Justine, la plus jeune, est à gauche. Marie, la plus âgée, est à droite… Deux vies, deux ambiances…
L’extrait de Pas sur ma liste de Marie Parson et Cassia Bellstone
Trouver un extrait est toujours compliqué. Pour l’extrait de Pas sur ma liste, ça l’était encore plus. Comment ne pas partager le début ? Sachant que vous pourrez bientôt le lire comme il sera disponible lors de la vente du roman ? Et en même temps comment partager autre chose avec l’alternance des points de vue ? Oui, parce que c’est Marie Parson qui gère Marie Derrien (et vous rirez bien dans l’interview quand vous comprendrez qu’elle a oublié que son pseudo d’autrice c’était Marie) et Cassia Bellstone qui gère Justine Leroy ?

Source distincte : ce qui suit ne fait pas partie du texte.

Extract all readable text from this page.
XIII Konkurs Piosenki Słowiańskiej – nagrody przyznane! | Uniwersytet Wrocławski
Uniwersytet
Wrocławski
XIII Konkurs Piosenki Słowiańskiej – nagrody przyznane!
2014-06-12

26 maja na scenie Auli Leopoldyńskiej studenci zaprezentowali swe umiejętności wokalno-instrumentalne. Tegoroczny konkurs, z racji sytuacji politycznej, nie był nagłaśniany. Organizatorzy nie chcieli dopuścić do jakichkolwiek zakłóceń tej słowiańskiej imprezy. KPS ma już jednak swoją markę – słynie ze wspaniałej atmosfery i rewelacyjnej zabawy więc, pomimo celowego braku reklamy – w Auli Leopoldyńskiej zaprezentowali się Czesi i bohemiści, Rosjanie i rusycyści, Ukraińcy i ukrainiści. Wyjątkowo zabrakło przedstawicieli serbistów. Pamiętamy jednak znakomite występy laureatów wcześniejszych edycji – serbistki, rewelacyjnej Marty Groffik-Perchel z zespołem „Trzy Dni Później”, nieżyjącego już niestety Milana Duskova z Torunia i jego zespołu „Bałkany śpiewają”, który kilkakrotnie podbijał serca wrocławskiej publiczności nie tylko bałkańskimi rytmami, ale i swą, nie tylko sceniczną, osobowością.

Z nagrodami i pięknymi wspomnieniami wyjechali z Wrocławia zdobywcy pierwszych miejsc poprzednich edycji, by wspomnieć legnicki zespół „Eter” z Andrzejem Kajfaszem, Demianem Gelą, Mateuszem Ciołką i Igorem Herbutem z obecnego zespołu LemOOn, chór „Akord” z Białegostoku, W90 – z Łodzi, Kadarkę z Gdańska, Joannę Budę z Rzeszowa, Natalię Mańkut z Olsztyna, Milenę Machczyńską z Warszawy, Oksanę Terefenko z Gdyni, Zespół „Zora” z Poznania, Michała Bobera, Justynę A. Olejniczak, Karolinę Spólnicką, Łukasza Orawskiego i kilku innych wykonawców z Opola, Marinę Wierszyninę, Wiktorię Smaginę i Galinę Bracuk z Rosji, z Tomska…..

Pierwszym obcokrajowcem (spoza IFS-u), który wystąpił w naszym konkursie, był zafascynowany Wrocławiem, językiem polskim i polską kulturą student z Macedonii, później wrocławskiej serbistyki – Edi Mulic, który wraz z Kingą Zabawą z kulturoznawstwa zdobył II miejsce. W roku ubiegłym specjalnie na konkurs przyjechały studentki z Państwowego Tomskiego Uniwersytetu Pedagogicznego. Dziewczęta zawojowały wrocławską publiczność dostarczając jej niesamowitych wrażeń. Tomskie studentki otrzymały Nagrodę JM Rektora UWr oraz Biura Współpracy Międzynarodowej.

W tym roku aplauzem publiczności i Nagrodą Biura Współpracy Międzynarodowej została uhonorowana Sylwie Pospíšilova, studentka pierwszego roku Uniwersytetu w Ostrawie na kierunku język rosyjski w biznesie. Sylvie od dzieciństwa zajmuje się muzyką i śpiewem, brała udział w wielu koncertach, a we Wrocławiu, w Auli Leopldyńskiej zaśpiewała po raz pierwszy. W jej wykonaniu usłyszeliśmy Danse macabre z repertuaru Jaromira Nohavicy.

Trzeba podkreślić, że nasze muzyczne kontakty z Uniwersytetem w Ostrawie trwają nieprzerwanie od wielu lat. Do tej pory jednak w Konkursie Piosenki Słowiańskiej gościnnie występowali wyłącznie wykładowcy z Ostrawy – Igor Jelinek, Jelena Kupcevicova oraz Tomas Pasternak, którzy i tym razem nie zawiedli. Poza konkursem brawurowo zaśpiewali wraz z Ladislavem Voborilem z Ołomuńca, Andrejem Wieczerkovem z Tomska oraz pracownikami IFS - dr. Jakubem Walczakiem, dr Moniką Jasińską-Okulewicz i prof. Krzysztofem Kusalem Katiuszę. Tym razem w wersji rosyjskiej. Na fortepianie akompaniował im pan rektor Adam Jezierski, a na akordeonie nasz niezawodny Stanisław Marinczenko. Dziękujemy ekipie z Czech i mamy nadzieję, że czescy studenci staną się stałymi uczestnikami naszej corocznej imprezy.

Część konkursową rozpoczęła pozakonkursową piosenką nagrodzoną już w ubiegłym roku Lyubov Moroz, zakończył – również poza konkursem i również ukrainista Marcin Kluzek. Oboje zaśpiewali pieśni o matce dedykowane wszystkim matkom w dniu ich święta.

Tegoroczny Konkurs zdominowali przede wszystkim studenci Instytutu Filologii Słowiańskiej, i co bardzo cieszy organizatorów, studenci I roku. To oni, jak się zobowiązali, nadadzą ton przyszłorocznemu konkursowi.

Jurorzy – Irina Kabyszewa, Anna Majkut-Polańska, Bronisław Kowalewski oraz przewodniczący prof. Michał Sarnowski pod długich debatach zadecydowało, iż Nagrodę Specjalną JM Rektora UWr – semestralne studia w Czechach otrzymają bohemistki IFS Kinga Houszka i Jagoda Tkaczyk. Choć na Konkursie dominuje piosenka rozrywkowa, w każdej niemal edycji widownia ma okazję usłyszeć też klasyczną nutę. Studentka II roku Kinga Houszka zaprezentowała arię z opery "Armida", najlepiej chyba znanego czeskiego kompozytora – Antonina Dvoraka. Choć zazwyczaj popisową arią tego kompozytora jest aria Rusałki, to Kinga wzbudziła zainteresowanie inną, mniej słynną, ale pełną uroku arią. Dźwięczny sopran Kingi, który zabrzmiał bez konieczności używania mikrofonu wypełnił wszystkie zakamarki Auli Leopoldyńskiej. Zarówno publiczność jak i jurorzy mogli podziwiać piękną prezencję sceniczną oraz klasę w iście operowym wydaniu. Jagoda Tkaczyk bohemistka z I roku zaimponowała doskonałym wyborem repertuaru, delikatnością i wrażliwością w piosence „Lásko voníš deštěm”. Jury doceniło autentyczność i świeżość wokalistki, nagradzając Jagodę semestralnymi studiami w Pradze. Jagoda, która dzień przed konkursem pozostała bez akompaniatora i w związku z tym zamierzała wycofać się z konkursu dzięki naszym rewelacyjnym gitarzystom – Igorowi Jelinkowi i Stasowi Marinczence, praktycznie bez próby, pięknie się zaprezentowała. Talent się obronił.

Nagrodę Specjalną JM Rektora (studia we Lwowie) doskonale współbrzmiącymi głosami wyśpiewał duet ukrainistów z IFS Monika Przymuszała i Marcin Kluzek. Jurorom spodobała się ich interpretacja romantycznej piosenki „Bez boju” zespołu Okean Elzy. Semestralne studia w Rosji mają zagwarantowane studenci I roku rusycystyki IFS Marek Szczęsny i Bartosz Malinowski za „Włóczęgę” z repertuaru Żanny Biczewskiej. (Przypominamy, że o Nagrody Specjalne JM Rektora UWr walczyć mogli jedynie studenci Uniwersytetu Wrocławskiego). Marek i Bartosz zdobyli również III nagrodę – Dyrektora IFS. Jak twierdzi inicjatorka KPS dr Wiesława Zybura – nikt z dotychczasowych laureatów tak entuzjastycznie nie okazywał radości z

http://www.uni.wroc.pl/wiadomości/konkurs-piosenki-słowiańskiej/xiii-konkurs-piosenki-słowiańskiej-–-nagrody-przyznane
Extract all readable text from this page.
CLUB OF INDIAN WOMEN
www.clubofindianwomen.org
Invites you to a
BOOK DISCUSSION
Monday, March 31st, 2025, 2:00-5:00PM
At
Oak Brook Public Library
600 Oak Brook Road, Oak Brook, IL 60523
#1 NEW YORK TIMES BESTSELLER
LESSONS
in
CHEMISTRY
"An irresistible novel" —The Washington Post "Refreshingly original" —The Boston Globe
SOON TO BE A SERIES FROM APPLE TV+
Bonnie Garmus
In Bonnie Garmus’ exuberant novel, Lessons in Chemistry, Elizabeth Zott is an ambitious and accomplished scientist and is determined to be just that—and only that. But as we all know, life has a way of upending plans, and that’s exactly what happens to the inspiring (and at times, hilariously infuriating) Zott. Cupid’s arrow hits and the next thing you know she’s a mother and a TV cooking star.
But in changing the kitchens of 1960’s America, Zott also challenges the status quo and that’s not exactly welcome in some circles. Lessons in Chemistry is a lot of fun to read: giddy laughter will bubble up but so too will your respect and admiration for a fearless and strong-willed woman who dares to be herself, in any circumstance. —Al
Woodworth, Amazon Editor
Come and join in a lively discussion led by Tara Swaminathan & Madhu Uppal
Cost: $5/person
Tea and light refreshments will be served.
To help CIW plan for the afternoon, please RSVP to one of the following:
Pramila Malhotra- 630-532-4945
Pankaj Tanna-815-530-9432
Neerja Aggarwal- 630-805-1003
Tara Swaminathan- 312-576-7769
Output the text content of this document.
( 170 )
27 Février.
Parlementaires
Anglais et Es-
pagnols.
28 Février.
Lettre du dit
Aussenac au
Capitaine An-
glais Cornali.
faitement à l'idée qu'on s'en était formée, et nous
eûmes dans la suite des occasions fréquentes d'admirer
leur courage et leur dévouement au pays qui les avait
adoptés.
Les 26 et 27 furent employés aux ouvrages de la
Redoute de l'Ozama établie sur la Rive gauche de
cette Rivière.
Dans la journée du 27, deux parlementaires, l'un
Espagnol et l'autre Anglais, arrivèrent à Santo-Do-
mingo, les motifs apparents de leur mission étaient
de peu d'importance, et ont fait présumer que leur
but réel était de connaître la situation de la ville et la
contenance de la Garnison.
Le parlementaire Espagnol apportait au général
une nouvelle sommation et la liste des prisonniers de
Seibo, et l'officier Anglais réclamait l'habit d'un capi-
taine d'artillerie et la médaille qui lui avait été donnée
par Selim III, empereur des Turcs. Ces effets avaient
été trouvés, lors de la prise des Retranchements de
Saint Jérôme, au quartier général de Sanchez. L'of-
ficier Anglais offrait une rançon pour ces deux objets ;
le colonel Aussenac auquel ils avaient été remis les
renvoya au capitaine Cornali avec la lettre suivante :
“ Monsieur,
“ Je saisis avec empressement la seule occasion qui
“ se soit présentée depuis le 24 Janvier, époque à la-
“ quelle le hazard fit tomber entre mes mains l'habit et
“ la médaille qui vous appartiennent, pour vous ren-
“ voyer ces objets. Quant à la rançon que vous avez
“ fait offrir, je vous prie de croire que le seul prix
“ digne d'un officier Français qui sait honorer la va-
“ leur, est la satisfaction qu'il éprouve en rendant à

Du coup, nous sommes du point de vue de Marie et nous découvrons la deuxième rencontre entre Marie et Justine, en plein cœur de Bordeaux. Marie est là pour rendre ses chaussures à Justine qui lui propose un verre parce qu’elle refuse de la voir déjà partir…
Bonne découverte de cet extrait de Pas sur ma liste. Bonne lecture !
Le véritable extrait est maintenant !
Il m’était rarement arrivé de perdre complètement le contrôle de ma vie. Pourtant, cet instant en faisait partie. Comment un talon cassé avait-il pu me conduire à retrouver une jeune femme qui devait avoir dix ou quinze ans de moins que moi, au milieu d’une place animée, un samedi soir ? Tout avait plus que dérapé ! Cette femme intrigante venait de me proposer de boire un verre et regardait mon alliance comme si c’était un talisman puissant qui m’empêchait de… de quoi au juste ? De m’accorder une soirée de détente ? De continuer à échanger avec elle ? Elle était drôle, pétillante et, pour une fois, j’avais envie de profiter du moment présent. Et de l’heureux hasard que représentait notre rencontre. Sans savoir pourquoi, je répondis aussitôt :
— Non, personne ne m’attend. Il n’y a plus personne, elle est…
Ma phrase resta en suspens tant il m’était difficile de révéler ce que je considérais, encore aujourd’hui, comme un cuisant échec. Ses yeux s’agrandirent telles deux soucoupes et elle balbutia :
— Je suis désolée, mes condoléances.
— Condoléances ? Mais elle n’est pas morte ! On a simplement divorcé ! m’exclamai-je, outrée.
— Ah, c’est tout ? Vous aviez l’air si ennuyée que j’ai cru que c’était grave !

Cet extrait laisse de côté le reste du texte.